Cricket writer Peter Lalor has been charged £55,000 for a single ale in a British hotel bar – calling it “the most expensive beer in history”.
Lalor was staying in a branch of Malmaison in Manchester ahead of the fourth Ashes Test when he bought a bottle of Deuchars IPA at the hotel bar.
The drink was supposed to cost £5.50 ($9.90), but when he came to pay, it became apparent that something was not quite right.
“I didn’t have my reading glasses when she presented me with a bill for the beer and when she had some problems with the machine I didn’t think much of it, but it was eventually resolved, I said I didn’t want a receipt and she went to leave,” Lalor wrote on Twitter.
“Something, however, made me ask: ‘How much did I just pay for that beer?’ She checked, covered her mouth, started to giggle and refused to tell me, saying only there had been a mistake and she would fix it.
“She kept giggling, I told her it needed to be fixed and fixed right now. She ran to get her manager, who took the situation far more seriously and went about attempting to arrange a refund. She told me somebody would be in contact.”
Lalor, who writes cricket for The Australian and is also the paper’s “beer editor”, said nobody got in touch with him about the mistake. He did not realise exactly how much had been taken from his account until he got a call from his wife.

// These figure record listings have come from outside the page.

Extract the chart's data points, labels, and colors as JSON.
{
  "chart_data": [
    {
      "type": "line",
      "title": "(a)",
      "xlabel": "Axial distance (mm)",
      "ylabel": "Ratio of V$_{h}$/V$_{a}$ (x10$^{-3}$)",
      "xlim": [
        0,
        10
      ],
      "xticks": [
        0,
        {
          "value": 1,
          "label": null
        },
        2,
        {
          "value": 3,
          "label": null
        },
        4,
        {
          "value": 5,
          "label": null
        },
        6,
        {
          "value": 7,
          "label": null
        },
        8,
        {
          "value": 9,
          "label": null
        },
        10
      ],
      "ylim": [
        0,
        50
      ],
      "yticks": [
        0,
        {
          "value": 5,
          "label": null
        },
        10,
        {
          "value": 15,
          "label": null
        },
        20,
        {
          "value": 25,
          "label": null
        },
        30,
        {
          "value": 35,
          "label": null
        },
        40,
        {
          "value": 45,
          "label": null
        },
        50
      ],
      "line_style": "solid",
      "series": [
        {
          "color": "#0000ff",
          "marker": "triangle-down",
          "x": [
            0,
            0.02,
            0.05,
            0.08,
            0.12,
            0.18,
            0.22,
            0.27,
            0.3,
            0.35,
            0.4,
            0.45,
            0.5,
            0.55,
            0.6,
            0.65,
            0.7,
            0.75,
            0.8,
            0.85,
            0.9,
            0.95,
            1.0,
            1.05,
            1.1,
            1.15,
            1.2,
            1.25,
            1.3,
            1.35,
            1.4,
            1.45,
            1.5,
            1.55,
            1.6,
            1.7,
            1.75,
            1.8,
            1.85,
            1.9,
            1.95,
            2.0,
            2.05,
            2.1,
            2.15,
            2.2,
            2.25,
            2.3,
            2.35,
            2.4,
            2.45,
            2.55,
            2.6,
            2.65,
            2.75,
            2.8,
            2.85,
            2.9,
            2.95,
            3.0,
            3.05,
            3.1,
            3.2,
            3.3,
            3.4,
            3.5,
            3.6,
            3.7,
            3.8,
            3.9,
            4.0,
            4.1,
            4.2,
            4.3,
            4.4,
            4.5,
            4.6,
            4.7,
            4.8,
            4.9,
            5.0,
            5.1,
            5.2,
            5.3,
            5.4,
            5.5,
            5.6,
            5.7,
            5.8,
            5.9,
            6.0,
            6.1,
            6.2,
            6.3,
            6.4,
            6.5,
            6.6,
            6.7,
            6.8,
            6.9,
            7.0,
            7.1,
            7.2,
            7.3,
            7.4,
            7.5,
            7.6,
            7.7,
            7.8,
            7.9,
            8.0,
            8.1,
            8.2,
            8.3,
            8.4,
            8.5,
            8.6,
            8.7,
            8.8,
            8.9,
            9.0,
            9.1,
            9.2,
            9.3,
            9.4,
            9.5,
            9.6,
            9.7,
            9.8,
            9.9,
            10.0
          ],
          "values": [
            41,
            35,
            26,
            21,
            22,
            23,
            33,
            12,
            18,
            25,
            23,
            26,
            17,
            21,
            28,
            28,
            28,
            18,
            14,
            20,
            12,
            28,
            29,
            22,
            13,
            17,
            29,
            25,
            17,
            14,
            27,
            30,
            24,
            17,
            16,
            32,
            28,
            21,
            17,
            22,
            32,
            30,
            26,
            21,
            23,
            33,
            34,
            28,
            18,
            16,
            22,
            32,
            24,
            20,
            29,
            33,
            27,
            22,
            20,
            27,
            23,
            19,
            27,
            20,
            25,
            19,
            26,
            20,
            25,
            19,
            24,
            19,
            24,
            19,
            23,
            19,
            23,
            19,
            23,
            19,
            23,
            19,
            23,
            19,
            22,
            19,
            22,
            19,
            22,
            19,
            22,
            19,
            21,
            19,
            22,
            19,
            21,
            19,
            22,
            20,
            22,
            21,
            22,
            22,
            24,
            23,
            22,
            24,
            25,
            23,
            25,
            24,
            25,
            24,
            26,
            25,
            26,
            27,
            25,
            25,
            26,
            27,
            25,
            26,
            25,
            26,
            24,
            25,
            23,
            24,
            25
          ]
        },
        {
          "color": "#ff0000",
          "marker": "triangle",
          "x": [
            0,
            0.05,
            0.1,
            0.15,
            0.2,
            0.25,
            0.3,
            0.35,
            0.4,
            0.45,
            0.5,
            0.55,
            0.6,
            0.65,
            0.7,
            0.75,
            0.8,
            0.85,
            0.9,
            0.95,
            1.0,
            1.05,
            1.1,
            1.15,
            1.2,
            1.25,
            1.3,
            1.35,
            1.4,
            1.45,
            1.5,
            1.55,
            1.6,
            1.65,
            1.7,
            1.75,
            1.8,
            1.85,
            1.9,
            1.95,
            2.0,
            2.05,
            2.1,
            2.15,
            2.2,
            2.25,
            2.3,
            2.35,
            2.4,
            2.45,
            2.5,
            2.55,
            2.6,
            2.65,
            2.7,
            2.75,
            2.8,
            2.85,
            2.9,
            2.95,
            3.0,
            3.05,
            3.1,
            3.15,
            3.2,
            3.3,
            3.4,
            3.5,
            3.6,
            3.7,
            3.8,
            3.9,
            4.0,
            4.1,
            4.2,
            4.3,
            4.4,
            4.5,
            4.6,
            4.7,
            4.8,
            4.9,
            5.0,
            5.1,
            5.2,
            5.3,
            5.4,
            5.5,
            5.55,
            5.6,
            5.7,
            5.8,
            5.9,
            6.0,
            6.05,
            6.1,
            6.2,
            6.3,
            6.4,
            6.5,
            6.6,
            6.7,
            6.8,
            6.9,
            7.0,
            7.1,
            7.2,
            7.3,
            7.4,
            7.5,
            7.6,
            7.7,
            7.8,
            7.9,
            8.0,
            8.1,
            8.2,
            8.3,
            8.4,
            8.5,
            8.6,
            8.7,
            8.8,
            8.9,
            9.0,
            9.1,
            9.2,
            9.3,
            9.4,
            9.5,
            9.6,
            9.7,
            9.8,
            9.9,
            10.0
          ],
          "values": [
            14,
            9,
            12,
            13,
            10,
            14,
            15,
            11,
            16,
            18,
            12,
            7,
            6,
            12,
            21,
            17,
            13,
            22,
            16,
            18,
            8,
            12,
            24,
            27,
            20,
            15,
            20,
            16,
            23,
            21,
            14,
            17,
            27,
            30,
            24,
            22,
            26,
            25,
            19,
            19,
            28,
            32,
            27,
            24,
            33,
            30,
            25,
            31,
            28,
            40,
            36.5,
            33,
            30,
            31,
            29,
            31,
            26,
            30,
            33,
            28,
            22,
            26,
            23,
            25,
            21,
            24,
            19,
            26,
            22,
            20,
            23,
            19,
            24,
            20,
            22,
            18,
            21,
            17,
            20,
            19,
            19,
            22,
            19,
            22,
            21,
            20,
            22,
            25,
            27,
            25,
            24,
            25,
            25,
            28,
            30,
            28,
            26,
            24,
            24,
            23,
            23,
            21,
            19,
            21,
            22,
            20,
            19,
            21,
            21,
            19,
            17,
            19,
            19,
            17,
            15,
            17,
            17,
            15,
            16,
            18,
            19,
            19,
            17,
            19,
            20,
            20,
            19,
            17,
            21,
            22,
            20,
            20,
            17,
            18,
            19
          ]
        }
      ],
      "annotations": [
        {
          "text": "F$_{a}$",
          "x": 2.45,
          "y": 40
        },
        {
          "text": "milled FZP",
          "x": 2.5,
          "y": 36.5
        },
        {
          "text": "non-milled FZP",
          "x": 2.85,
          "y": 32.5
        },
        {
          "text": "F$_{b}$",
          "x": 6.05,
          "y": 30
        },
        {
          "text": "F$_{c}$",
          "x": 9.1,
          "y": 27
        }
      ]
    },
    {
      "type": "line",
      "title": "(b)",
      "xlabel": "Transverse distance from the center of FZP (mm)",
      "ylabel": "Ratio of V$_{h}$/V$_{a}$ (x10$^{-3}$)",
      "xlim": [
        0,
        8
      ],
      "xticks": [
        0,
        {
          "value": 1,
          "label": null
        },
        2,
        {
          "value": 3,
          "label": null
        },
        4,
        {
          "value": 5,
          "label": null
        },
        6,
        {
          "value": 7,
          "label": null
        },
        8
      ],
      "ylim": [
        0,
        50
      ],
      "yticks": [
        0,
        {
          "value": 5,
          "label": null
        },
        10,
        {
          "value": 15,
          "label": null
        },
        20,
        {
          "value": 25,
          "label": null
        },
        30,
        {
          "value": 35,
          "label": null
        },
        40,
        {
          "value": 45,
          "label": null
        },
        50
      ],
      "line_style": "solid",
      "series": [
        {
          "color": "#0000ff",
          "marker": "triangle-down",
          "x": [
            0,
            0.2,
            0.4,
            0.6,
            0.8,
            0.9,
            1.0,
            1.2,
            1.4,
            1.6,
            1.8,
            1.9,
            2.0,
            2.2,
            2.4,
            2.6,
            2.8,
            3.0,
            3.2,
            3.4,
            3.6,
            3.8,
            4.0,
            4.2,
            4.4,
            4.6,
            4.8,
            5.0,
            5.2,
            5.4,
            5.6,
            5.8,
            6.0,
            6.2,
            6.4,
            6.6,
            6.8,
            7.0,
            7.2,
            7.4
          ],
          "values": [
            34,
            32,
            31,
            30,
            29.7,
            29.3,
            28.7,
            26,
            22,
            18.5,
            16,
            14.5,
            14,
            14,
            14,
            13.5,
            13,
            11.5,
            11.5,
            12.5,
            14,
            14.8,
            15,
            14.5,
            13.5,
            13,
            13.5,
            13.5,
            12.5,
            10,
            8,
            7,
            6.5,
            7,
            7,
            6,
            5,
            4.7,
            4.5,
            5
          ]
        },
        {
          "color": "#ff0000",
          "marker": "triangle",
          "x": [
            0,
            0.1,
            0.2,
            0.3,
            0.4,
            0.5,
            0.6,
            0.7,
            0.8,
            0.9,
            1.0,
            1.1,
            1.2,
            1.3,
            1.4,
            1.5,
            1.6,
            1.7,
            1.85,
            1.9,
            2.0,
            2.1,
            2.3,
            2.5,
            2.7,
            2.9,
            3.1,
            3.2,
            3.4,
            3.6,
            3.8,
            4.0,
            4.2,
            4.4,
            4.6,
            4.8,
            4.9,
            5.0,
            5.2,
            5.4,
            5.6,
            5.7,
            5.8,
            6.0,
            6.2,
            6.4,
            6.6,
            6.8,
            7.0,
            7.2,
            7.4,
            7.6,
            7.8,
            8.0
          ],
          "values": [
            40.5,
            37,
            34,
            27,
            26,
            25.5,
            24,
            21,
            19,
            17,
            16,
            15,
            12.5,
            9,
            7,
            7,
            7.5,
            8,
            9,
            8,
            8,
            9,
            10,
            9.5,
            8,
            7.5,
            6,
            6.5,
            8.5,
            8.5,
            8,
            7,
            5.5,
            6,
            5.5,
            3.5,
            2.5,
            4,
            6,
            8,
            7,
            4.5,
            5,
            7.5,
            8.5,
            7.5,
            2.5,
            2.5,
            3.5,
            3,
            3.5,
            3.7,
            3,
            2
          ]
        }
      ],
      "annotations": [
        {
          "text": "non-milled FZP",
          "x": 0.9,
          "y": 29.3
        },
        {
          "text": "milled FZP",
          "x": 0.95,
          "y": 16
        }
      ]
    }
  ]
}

“The sum of $99,983.64 had been removed from our account,” he said.
“There’d been a transaction fee of $2499.59 to add to the pain. The fee has been refunded but not the larger amount.”

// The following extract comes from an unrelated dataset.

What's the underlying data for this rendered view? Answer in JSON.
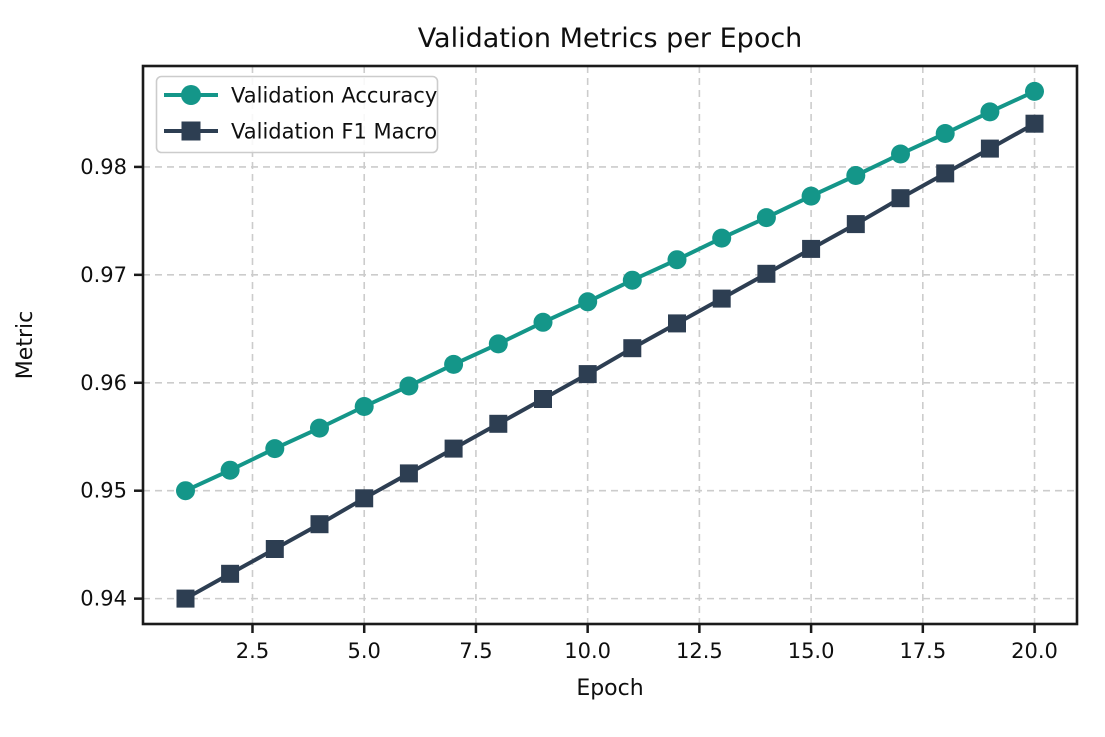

See this beer? That is the most expensive beer in history.
I paid $99,983.64 for it in the Malmaison Hotel, Manchester the other night.
— Peter Lalor (@plalor) September 5, 2019
Lalor said it was “baffling” that the transaction had gone through “unquestioned”. He has been promised a refund – but that’s going to take nine working days, and “in the meantime, there’s a massive hole in my finances”.
About 90 minutes after he tweeted about the expensive ale, Lalor said the hotel had been in touch and was “being very helpful now”.
“We are currently carrying out an investigation,” a Malmaison spokesperson said.
“We have been in contact with Peter to apologise and ensure this has been resolved as quickly as possible.”
Lalor said Australians generally found Britain expensive, “but this takes the cake”.
“I’m just a cricket writer, I don’t earn big bucks and it’s costing me in interest,” he told the BBC.
But the beer – while it might not have been worth the hefty price – was at least a good tipple.
“It’s a good beer,” Lalor tweeted later. “The original version of it won a heap of awards, including the Supreme Champion Beer of Britain, but if you are thinking that no beer is worth the best part of $100,000, then I am inclined to agree with you.”
A credit card company spokesman said the “unusual” case showed how important it was to check details of payments and receipts.